Recent data on South Africa's residential mortgage market paints a bleak picture of the housing market. But beneath the concern, there are indications that a turnaround may be in sight.
FNB’s latest Mortgage Barometer indicates that the number of residential transactions fell by 4.8% year-on-year in the twelve months to the end of October 2016. Properties purchased through bonds – the standard vehicle for most buyers especially those in the middle sections of the market – were particularly hard hit, declining by 8.4%.
(To make these calculations, FNB’s team uses data on transactions valued at under R10m and registered by “natural persons”, the vast majority of these being residential purchases.)
Decline in residential market
Growth in the value of transfers has also been modest, coming in at 2.1% over this period. This is well below South Africa’s inflation rate for 2016, 6.8%. In real terms, the residential market has declined.

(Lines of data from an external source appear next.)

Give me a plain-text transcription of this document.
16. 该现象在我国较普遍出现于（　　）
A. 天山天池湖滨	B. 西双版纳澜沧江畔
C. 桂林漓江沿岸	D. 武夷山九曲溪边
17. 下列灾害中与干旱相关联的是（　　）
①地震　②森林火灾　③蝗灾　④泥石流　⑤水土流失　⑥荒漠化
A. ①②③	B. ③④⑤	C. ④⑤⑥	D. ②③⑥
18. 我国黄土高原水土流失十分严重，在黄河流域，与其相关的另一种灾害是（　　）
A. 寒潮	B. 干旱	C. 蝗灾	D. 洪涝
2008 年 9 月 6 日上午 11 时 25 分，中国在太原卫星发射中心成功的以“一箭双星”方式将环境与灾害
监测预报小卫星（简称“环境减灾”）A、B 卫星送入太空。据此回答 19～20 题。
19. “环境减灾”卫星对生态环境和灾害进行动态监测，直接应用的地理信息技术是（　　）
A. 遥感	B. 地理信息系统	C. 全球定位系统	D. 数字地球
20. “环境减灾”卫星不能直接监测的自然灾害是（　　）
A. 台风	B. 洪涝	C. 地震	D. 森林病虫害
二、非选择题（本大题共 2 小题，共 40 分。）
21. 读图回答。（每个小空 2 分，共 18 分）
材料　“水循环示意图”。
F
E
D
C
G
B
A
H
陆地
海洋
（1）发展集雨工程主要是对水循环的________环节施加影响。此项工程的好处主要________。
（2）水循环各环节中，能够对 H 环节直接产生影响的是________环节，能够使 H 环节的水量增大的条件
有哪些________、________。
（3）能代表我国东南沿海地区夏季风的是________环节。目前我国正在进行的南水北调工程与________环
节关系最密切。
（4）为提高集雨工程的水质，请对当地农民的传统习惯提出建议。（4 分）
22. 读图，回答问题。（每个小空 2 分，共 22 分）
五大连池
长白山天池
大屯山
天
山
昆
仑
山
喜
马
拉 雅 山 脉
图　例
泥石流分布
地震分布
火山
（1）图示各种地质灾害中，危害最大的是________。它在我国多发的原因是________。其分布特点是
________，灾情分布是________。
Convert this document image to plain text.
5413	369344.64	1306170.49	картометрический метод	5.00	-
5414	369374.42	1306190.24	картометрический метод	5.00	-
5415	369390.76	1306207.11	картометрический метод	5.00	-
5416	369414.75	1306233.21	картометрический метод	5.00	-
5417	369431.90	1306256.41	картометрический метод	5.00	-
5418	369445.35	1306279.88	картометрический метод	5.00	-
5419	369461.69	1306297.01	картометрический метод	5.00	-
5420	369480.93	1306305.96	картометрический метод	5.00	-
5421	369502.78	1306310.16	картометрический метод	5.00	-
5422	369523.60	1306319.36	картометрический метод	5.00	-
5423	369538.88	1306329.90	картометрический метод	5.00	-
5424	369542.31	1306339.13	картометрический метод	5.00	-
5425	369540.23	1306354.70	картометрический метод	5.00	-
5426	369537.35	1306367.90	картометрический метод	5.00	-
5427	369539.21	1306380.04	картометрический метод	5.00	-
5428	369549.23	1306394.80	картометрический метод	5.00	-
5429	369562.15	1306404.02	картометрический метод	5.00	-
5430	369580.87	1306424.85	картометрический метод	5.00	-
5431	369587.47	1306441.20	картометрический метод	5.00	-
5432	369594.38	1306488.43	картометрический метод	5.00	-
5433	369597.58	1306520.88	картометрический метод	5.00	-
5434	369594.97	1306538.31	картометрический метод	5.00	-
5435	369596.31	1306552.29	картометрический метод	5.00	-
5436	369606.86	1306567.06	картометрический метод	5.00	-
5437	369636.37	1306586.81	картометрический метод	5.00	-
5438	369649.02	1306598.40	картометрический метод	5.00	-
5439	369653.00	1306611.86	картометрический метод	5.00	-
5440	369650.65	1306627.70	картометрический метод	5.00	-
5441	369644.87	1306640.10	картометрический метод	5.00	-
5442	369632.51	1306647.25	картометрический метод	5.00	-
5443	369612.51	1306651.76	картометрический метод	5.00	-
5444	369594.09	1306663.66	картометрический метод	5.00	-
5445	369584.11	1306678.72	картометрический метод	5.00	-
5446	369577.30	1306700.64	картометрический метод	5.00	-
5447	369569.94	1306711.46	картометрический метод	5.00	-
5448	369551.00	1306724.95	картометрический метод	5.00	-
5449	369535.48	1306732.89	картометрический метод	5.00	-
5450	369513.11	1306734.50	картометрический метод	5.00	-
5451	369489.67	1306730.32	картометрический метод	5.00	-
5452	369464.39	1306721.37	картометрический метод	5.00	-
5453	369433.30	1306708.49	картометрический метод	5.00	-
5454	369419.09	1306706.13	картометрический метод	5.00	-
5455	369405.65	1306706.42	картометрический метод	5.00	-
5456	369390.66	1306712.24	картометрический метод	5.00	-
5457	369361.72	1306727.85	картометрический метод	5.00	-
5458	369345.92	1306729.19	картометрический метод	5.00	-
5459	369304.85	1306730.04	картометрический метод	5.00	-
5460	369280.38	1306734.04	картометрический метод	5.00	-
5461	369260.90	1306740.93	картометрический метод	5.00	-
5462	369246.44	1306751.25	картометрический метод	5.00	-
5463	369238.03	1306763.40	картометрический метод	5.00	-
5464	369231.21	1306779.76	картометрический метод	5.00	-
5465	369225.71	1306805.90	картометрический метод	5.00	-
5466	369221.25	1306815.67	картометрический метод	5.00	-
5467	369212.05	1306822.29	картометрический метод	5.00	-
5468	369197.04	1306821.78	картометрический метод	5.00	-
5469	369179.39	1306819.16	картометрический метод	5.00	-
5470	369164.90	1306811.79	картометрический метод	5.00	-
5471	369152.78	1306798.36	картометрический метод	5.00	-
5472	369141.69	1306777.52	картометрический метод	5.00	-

Again, the bonded market was hardest hit, registering a nominal decline of 5.5%, with the real decline being even more severe.
Non-bonded transfers were less affected. These are primarily cash transactions, and would tend to represent transactions by people using savings or windfalls, or those wealthy enough to have large sums of cash on hand.

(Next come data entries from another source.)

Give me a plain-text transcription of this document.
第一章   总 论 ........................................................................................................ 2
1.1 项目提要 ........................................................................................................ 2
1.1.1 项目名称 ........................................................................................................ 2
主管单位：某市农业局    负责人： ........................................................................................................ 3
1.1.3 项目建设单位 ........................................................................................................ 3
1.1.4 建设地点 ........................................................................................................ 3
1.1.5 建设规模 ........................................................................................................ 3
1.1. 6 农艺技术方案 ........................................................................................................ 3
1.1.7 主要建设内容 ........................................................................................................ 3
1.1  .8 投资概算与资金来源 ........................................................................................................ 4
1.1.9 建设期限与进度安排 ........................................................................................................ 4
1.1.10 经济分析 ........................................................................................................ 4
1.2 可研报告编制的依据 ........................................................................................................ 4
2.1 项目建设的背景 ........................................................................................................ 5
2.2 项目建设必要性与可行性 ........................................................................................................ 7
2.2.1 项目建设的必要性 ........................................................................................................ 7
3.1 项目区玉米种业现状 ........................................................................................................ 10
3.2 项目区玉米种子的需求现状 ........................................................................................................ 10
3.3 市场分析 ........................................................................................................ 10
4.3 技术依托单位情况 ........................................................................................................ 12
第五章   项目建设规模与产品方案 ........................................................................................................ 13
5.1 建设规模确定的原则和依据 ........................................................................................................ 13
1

Overall tough economic conditions
The slowdown in the market reflects the overall tough economic conditions – they also match the experience of our agents. With the economy producing no more than nominal growth, stubborn unemployment and food prices spiked by the drought, as well as modestly elevated interest rates, home sales are fetching less than they otherwise would. Potential first-time buyers are reluctant to risk a commitment.
Fortunately, there are indications that relief is coming. Economic projections for the coming year suggest better growth and lower inflation (not least because the drought appears to be breaking). In time, this promises more money and greater confidence in the property sector.